На Амуре однажды пропал катер. У моего деда была буссоль. Мы пошли на берег.
— А как же тренога? — спросил я.
— Нет времени. Без неё.
Ну, признаться, это Греция... Unsplash
Амур — огромная река. Мы находились в той её части, которая считается правой лапой чёрной дракона — на озере Ханка. Дед хорошо представлял устройство всего речного бассейна. Он был и в левой лапе, и в туловище, и в голове.
Иногда он шутил, что бывал и в заднице — а это, на секундочку, Харбин.
В этом месте много всего происходило в XX веке. Единственное, чего там не происходило, — это камерных детективов. Там все пространства открытые, они вмещали в себя железные дороги, сопки Маньчжурии, Чана и Мао. Короче, мой дед всё это терпеть не мог. Он уехал на реку Чёрного Дракона, то есть на Амур, чтобы встречать старость. И слава Богу, там ничего этого уже не было.

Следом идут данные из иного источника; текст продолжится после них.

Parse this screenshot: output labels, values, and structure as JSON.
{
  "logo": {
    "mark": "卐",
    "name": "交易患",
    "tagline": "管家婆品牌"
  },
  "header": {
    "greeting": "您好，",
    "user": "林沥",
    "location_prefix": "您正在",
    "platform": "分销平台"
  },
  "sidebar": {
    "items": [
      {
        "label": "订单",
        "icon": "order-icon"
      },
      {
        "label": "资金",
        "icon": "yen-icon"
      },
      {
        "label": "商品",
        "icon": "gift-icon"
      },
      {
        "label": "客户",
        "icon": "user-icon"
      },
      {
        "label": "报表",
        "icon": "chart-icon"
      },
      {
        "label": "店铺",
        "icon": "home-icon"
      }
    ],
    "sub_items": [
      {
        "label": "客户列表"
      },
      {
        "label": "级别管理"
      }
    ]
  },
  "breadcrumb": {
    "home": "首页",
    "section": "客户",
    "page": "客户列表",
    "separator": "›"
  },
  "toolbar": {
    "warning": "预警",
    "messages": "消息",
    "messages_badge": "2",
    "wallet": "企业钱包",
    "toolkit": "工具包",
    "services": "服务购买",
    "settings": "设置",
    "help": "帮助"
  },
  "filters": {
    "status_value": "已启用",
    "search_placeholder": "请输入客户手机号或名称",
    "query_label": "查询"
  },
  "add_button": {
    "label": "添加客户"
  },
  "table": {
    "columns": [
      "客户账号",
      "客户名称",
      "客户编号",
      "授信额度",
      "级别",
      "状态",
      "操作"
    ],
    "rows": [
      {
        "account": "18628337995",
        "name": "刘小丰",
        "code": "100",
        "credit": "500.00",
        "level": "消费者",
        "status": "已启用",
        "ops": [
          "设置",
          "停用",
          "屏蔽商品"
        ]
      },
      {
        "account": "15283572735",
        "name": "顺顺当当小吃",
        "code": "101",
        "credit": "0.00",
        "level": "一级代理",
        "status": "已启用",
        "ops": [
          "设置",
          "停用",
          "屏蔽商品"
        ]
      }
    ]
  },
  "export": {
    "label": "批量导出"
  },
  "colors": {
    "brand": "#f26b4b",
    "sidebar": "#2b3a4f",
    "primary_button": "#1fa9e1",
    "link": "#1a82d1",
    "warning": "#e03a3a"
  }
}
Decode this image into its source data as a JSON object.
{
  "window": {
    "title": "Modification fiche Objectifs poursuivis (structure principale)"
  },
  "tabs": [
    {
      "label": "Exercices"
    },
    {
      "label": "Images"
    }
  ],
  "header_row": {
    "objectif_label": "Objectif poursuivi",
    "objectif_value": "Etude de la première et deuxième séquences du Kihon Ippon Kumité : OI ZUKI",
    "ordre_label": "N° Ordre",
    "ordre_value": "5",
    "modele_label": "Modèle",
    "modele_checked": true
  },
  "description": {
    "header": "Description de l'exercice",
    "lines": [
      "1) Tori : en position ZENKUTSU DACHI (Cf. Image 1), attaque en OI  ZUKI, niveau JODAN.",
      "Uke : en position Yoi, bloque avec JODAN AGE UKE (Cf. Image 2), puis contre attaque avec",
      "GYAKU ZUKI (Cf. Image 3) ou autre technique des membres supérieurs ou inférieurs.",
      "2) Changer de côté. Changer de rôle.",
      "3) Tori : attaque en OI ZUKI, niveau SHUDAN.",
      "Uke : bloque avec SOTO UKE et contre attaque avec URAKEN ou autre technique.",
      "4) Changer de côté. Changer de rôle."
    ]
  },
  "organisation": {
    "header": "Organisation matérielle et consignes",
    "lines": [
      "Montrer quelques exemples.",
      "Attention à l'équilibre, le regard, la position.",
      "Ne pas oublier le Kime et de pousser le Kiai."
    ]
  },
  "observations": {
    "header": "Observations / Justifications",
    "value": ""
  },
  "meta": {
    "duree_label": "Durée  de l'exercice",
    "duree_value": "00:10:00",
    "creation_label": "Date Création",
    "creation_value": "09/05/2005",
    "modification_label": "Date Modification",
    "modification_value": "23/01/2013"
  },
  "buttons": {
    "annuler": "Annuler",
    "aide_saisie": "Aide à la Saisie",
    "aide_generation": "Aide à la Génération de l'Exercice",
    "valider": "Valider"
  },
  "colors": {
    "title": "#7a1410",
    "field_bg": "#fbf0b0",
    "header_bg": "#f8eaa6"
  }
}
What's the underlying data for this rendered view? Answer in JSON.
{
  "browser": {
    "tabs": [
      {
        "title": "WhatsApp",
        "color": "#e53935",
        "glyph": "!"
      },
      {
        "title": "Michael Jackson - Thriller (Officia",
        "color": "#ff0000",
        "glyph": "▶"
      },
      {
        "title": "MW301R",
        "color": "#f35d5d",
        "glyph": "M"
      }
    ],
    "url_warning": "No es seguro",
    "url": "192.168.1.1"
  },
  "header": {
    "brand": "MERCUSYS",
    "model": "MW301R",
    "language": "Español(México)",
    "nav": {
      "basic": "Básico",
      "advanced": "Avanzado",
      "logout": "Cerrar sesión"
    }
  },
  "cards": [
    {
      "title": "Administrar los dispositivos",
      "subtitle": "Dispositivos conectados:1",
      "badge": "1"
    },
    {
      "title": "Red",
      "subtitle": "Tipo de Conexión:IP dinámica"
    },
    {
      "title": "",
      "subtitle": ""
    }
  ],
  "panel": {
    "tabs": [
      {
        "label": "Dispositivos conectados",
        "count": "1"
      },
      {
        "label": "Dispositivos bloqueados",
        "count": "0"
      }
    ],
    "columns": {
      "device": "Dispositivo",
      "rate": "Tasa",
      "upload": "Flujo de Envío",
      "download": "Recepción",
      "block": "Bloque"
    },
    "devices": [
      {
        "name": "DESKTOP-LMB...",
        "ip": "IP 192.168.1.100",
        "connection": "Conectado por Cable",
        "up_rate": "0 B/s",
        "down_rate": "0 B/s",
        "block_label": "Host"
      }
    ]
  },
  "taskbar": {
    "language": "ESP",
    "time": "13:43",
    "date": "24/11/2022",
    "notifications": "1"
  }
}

Его сюда пригласил многолетний друг, с которым они жили в соседних квартирах в Москве.
… Мой дед, держа в руках буссоль, определил, каков азимут направления, в котором скрылся катер.
Кражи никакой не было. Там по глупости человек вывалился за борт на полном ходу. Катер его, разумеется, ждать не стал.
История, собственно, не в этом.
У дедовского друга тоже был внук. Благодаря этому происшествию мы с ним познакомились.
Он родился во Владивостоке, его отец служил морским офицером.
Осенью я вернулся в Москву. На удивление, он тоже. Я это узнал года через три, когда мы поступили в один институт.
Из всех давних друзей только он у меня и остался.
И… поскольку он ассоциируется у меня с Амуром, чёрным драконом, Харбином, даже с Зеей, с чем угодно, только не с Москвой, каждый раз, когда мы встречаемся, мы снова оказываемся там.
Я думаю, что Москва так и живёт, состоя из множества воображаемых надпространств, которые создают люди. Иначе никак. Москва, кажется, город одиноких людей.